# RSI And Fibonacci

This chapter’s purpose is to take the relative strength index (RSI) oscillator and showing you a nice and effective method of how to calculate price objectives based on it. It will have four different recordings so four parts for it, one that deals with the RSI as dividing the area it travels into different areas and showing you how to interpret them, a second part that will show you what a negative and a positive reversal means, and a third and a fourth recordings with examples on how to calculate the price objectives based on what I’ve showed you on the first two recordings.

Relative strength index is more than a momentum oscillator and its standard interpretation is that higher values than 70 are considered overbought and lower values than 30 are considered to be oversold.
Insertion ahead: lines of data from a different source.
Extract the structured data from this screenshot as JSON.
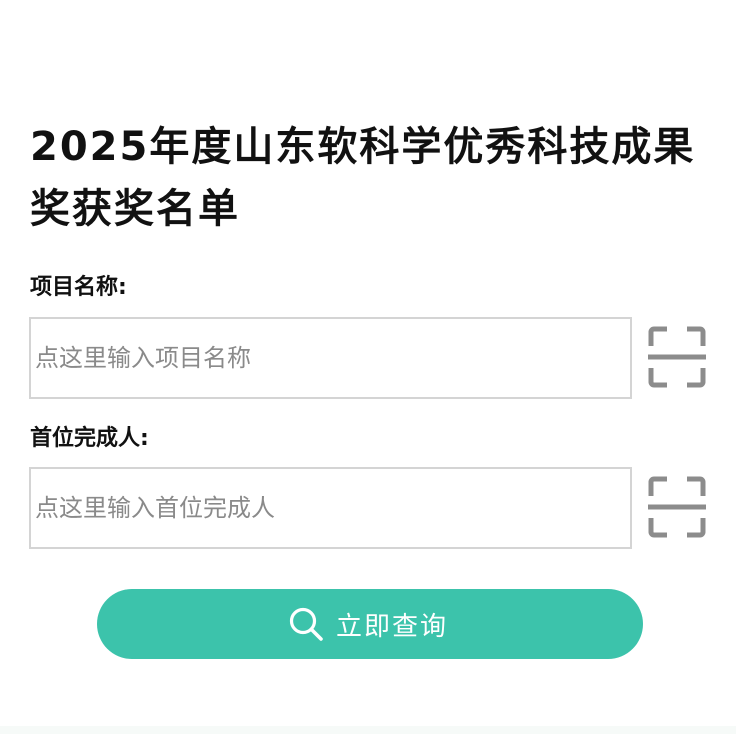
{
  "form": {
    "title": "2025年度山东软科学优秀科技成果奖获奖名单",
    "project_name_label": "项目名称:",
    "project_name_placeholder": "点这里输入项目名称",
    "project_name_value": "",
    "first_completer_label": "首位完成人:",
    "first_completer_placeholder": "点这里输入首位完成人",
    "first_completer_value": "",
    "scan_icon": "scan-icon",
    "search_icon": "search-icon",
    "search_button_label": "立即查询"
  },
  "colors": {
    "accent": "#3cc3ab",
    "input_border": "#d4d4d4",
    "placeholder": "#8a8a8a",
    "icon_gray": "#8c8c8c",
    "title_text": "#111111"
  }
}
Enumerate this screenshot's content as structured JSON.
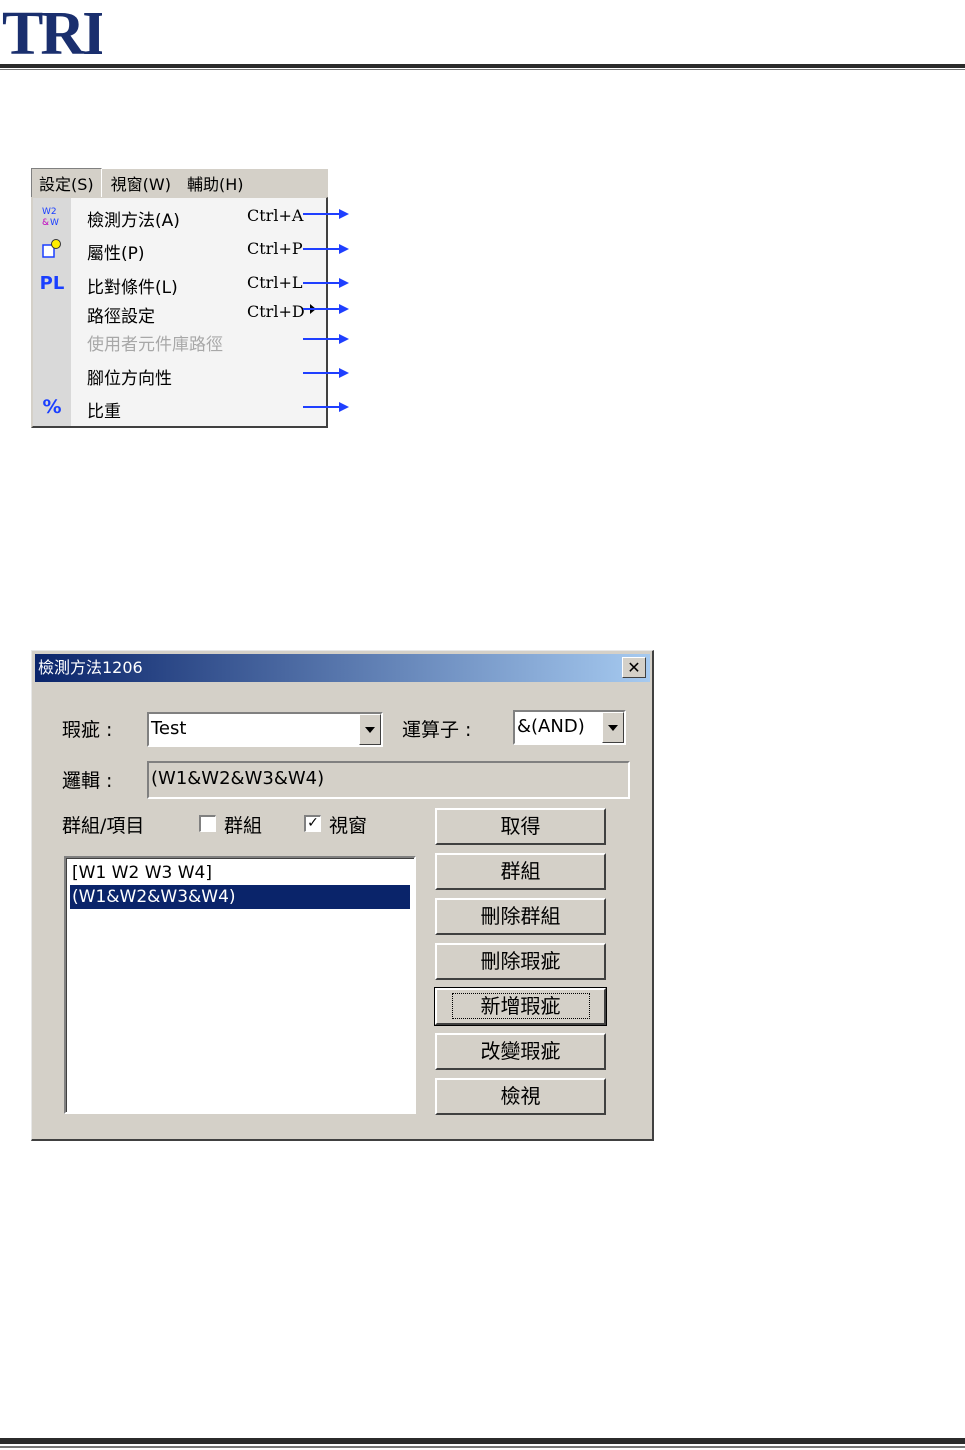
{
  "logo": {
    "text": "TRI"
  },
  "menubar": {
    "items": [
      {
        "label": "設定(S)",
        "active": true
      },
      {
        "label": "視窗(W)"
      },
      {
        "label": "輔助(H)"
      }
    ]
  },
  "dropdown": {
    "items": [
      {
        "label": "檢測方法(A)",
        "shortcut": "Ctrl+A",
        "icon": "w2-vm-icon"
      },
      {
        "label": "屬性(P)",
        "shortcut": "Ctrl+P",
        "icon": "property-icon"
      },
      {
        "label": "比對條件(L)",
        "shortcut": "Ctrl+L",
        "icon": "pl-icon",
        "icon_text": "PL"
      },
      {
        "label": "路徑設定",
        "shortcut": "Ctrl+D",
        "submenu": true
      },
      {
        "label": "使用者元件庫路徑",
        "shortcut": "",
        "disabled": true
      },
      {
        "label": "腳位方向性",
        "shortcut": ""
      },
      {
        "label": "比重",
        "shortcut": "",
        "icon": "percent-icon",
        "icon_text": "%"
      }
    ],
    "arrow_color": "#1f3fff"
  },
  "dialog": {
    "title": "檢測方法1206",
    "defect_label": "瑕疵 :",
    "defect_value": "Test",
    "operator_label": "運算子 :",
    "operator_value": "&(AND)",
    "logic_label": "邏輯 :",
    "logic_value": "(W1&W2&W3&W4)",
    "group_item_label": "群組/項目",
    "group_checkbox": {
      "label": "群組",
      "checked": false
    },
    "window_checkbox": {
      "label": "視窗",
      "checked": true,
      "mark": "✓"
    },
    "list_items": [
      {
        "text": "[W1 W2 W3 W4]",
        "selected": false
      },
      {
        "text": "(W1&W2&W3&W4)",
        "selected": true
      }
    ],
    "buttons": {
      "get": "取得",
      "group": "群組",
      "delete_group": "刪除群組",
      "delete_defect": "刪除瑕疵",
      "add_defect": "新增瑕疵",
      "change_defect": "改變瑕疵",
      "view": "檢視"
    },
    "close_glyph": "✕"
  }
}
For the purpose of our analysis here I will use the standard /default values for the oscillator, that is the 14 period, but will add some new levels into the picture and will show you how to interpret them and how to take them into consideration.

A negative or a positive reversal is a sort of divergence, the difference being that this type of divergence does not appear at a top or bottom, but sometimes right in the middle of a trend, but when they come, than it give us an idea about a price projection based on the current information the market is giving us. This price projections should be viewed like the measured move for the continuation patterns are, meaning they are not mandatory to come, but if you want to have an educated guess about where price might go, than using this technique will clearly give you an idea. From my personal experience, try to go not for the whole distance projected, but settle for something like 61.8%-75% of the targeted price, as sometimes, the last pip seems to be the more expensive one.

For those wanting even more information about the subject I strongly recommend the Constance Brown’s book, “Technical Analysis for the Trading Professional”, McGraw-Hill, 1999.